Key Experimental Results

Main Results (Multi-Benchmark Comparison)

Model OmniBench MMVU Video-Holmes AV-Odyssey
Qwen2.5-Omni (baseline) 44.2 - - 29.8
+ GRPO 45.4 (+1.2) - - 31.3 (+1.5)
+ AVATAR 49.1 (+4.9) - - 32.1 (+2.3)
Ola-7B (baseline) 45.3 - - 25.6
+ GRPO 46.8 (+1.5) - - 27.0 (+1.4)
+ AVATAR 47.2 (+1.9) - - 28.8 (+3.2)

AVATAR vs. GRPO on Qwen2.5-Omni: OmniBench +3.7, Video-Holmes +1.9, while requiring 80% fewer generated completions to reach target performance.

Ablation Study

Component OmniBench DailyOmni Notes
GRPO (baseline) 45.4 44.8
+ Off-policy only +1.5 +1.2 Contribution of off-policy architecture
+ TAS only +1.0 +0.8 Contribution of temporal shaping
+ Both (AVATAR) +3.7 +2.2 Complementary gains

Key Findings

  • AVATAR consistently improves performance across two base models (Qwen2.5-Omni and Ola-7B), confirming model-agnostic applicability.
  • 5× sample efficiency improvement: target performance is reached with 80% fewer generated completions.
  • Gains from the off-policy architecture and TAS are complementary rather than overlapping.
  • All improvements are reported with 95% bootstrap confidence intervals, ensuring statistical reliability.

Highlights & Insights

  • Systematic resolution of GRPO limitations: The work effectively translates classical RL challenges (off-policy learning, credit assignment, exploration–exploitation) into engineering solutions for MLLM training.
  • Simplicity and effectiveness of U-shaped TAS weighting: The approach is theoretically aligned with Transformer attention patterns and requires only a single-line modification to the objective, with no additional networks or critic models.
  • Practical utility of the hinting mechanism: Using a large model (72B) to pre-compute learning guidance for a smaller model represents a practical teacher–student RL strategy.

Limitations & Future Work

  • The U-shape of TAS is fixed and may not be optimal across different tasks or reasoning lengths; adaptive shaping deserves investigation.
  • The hinting mechanism depends on an external large model and is inapplicable in fully autonomous learning settings.
  • Evaluation is limited to audio-visual QA tasks; generalization to longer-horizon reasoning (e.g., planning, decision-making) remains unknown.
  • The replay buffer size (10K) and tier ratios (25/35/40) are manually specified.
  • vs.
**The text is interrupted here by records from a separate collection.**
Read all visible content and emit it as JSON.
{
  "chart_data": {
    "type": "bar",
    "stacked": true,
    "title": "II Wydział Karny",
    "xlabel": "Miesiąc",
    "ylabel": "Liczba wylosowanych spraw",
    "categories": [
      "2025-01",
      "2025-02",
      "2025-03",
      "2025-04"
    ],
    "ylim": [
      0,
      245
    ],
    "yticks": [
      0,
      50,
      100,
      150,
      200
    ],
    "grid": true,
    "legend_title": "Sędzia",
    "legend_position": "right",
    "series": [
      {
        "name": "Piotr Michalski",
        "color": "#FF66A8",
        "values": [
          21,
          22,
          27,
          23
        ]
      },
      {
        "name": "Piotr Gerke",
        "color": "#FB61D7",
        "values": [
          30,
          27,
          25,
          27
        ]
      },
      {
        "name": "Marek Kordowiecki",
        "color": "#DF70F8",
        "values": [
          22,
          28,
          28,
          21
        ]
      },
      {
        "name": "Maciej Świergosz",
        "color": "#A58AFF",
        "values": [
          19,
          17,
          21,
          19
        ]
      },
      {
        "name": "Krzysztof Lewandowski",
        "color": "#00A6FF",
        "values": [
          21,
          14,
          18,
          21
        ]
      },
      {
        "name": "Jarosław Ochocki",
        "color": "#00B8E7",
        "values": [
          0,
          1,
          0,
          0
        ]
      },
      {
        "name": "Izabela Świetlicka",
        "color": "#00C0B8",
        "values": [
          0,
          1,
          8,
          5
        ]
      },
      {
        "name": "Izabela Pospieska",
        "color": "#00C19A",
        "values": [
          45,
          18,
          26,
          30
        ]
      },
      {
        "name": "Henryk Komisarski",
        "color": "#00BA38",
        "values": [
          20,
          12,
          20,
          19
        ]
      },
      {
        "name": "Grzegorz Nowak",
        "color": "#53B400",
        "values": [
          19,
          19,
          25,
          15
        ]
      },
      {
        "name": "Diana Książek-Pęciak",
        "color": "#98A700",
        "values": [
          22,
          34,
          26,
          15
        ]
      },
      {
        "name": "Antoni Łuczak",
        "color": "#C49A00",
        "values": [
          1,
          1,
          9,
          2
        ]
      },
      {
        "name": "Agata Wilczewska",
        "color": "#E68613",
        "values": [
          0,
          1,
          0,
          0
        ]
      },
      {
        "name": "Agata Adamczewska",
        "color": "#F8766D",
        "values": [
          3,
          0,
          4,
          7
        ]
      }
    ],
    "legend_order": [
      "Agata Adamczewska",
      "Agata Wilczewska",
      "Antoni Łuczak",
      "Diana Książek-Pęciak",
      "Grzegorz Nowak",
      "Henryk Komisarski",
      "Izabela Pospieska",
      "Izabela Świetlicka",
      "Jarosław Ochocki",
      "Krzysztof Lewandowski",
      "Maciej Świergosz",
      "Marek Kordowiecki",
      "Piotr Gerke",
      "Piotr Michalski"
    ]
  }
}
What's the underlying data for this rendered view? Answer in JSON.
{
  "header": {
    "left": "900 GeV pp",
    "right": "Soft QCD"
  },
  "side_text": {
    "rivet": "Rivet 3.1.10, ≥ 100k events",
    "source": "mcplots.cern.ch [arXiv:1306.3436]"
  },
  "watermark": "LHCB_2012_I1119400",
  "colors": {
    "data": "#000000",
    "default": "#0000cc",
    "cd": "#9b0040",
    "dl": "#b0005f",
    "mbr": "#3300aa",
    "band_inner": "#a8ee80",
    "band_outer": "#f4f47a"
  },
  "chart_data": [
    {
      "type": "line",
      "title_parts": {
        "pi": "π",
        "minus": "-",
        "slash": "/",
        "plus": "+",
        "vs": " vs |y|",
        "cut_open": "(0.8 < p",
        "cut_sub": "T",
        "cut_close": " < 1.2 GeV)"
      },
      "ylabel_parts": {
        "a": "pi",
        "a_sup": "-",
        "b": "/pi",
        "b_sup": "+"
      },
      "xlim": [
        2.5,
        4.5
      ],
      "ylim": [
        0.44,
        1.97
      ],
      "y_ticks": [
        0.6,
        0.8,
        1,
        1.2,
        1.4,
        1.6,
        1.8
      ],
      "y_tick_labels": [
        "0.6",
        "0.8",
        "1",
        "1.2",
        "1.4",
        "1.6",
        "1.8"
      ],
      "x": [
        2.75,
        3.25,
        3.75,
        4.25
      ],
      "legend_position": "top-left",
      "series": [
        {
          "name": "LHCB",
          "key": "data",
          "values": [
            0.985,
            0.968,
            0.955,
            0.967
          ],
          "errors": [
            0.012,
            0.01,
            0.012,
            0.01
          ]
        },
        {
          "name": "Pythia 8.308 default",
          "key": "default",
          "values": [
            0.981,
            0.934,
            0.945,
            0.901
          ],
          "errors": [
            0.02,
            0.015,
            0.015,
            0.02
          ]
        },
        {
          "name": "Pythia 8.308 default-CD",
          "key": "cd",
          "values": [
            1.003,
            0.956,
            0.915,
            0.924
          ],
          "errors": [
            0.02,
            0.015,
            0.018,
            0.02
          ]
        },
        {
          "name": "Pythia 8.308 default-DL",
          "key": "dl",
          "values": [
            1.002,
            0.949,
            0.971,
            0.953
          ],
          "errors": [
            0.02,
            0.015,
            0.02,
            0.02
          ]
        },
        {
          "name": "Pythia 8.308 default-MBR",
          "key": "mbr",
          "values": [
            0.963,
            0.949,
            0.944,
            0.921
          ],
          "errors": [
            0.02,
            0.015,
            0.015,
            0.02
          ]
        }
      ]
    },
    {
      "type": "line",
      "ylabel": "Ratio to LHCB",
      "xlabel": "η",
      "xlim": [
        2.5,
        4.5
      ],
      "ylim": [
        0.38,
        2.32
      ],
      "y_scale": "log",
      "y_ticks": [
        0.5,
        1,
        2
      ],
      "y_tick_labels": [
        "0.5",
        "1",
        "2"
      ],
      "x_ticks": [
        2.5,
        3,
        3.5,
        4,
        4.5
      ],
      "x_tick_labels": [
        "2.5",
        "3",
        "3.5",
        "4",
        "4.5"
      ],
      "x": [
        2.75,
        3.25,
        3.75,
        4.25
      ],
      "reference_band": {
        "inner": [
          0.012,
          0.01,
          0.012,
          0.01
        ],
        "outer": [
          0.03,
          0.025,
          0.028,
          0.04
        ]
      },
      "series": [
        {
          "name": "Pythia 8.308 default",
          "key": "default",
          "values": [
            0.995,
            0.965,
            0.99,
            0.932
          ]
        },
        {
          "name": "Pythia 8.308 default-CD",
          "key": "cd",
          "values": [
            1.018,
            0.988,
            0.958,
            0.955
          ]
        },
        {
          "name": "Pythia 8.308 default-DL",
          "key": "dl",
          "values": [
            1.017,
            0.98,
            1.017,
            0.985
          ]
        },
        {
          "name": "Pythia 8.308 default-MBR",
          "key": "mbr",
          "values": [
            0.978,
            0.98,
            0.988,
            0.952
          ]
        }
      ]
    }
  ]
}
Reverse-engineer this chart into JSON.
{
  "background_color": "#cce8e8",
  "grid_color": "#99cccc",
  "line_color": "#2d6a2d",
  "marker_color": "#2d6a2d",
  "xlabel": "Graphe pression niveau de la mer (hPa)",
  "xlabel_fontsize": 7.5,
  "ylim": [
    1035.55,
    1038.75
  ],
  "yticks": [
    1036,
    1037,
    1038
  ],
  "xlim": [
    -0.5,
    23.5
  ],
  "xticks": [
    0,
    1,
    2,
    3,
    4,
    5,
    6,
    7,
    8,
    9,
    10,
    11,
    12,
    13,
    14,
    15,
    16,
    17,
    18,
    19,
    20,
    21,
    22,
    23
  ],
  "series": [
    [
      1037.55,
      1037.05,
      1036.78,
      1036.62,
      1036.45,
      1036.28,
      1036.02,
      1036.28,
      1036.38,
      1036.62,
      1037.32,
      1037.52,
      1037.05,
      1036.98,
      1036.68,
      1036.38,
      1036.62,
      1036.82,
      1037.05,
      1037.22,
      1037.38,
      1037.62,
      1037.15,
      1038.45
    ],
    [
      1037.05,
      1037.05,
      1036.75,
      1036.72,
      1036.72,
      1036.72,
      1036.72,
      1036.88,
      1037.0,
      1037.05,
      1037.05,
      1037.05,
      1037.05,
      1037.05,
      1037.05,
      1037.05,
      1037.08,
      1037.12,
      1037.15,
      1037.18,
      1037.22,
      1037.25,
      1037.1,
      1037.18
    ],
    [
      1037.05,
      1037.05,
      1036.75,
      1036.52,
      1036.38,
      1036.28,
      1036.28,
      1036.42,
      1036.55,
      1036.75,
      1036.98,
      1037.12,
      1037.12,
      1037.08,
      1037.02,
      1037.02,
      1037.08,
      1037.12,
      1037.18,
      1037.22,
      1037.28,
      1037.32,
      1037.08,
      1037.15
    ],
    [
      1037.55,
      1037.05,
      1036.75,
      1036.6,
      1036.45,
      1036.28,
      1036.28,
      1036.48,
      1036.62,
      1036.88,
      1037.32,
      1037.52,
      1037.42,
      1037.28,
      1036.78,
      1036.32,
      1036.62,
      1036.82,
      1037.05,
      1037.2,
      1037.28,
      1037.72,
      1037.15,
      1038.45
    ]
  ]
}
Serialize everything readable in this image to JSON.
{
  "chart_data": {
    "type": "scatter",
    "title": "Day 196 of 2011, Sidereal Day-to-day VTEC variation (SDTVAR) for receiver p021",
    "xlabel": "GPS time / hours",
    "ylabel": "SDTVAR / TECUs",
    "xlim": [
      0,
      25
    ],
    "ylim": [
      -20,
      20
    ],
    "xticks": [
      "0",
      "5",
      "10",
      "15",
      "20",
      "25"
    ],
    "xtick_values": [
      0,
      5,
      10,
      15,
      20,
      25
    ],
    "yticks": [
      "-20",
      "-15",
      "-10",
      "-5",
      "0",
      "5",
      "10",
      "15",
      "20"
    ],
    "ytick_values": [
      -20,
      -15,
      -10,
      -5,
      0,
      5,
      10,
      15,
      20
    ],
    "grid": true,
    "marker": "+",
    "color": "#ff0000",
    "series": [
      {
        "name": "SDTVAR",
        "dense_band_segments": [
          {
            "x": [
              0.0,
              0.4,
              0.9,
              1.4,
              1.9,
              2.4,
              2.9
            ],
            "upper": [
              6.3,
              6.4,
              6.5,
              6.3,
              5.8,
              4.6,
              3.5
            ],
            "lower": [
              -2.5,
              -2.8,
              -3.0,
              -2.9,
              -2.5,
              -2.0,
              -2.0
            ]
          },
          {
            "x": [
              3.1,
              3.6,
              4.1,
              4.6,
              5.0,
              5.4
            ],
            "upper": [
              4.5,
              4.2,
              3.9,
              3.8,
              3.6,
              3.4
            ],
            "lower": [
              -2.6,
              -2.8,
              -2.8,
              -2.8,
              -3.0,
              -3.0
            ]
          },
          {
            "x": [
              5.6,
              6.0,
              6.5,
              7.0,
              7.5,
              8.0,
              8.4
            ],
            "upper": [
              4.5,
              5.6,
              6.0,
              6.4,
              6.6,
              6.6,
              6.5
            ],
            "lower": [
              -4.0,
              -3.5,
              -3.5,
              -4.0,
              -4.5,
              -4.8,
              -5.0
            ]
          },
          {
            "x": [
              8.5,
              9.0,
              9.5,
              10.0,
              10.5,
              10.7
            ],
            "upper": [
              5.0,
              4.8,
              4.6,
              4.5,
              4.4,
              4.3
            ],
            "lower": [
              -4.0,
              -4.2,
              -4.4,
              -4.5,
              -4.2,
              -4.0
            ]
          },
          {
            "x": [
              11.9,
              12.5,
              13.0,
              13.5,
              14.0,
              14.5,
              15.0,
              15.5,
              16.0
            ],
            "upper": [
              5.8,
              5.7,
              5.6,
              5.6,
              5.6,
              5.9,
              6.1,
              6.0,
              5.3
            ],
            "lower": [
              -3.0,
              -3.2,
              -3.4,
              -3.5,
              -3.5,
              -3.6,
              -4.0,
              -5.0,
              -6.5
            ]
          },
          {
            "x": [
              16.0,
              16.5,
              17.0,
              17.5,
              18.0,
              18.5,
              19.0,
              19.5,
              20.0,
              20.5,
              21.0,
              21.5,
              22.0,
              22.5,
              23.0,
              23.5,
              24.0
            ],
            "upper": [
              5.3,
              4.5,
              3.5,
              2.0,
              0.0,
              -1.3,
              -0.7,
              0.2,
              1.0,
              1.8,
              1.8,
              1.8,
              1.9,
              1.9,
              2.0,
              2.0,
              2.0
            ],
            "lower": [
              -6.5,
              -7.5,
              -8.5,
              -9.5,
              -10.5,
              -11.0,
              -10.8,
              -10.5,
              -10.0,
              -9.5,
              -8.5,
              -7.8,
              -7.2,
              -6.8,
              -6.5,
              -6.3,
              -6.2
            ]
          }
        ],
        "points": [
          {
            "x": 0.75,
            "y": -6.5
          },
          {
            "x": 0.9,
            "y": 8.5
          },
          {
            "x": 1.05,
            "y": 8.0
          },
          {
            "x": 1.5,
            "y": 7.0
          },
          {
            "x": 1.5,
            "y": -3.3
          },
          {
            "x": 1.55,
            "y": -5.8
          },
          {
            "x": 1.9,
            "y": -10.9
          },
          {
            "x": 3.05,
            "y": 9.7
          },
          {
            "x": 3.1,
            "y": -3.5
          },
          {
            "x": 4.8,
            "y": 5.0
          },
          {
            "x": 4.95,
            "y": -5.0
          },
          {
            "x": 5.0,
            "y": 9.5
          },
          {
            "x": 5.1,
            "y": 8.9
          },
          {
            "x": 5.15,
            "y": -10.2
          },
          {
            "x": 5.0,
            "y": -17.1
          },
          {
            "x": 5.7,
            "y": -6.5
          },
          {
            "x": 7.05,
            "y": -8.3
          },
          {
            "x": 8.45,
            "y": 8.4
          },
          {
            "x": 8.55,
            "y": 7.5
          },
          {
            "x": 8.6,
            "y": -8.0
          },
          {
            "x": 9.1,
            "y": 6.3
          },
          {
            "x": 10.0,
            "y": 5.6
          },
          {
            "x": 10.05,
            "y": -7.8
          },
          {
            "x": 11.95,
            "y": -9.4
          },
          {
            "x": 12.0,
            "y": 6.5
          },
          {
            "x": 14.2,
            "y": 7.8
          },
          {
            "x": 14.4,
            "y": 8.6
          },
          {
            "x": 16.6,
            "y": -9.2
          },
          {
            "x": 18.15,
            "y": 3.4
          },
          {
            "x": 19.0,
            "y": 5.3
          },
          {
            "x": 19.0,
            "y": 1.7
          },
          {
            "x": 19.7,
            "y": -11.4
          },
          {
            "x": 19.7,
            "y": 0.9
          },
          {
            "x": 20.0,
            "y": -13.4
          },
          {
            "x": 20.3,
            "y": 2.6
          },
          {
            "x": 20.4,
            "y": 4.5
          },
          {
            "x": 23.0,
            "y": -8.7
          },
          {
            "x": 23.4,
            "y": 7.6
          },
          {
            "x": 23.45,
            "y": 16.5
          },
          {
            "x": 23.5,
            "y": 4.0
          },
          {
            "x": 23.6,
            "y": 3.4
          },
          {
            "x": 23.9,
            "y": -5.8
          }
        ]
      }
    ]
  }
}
Standard GRPO: AVATAR is a direct extension of GRPO that preserves its simplicity while addressing three structural deficiencies.
  • vs. Video-R1: Video-R1 uses temporal contrastive rewards; AVATAR optimizes the training algorithm itself, and the two approaches are potentially complementary.
  • vs. DAPO: DAPO reduces uniform groups via modified sampling, but AVATAR addresses advantage collapse more fundamentally through off-policy replay.

Rating

  • Novelty: ⭐⭐⭐⭐ Combines existing RL techniques (off-policy learning, credit assignment) with meaningful novelty in their application to MLLM training.
  • Experimental Thoroughness: ⭐⭐⭐⭐ Multiple benchmarks, multiple base models, statistical testing, and thorough ablations.
  • Writing Quality: ⭐⭐⭐⭐⭐ Problem analysis is clear, with an explicit three-limitations-to-three-solutions correspondence.
  • Value: ⭐⭐⭐⭐ Offers broadly applicable improvements to MLLM RL training.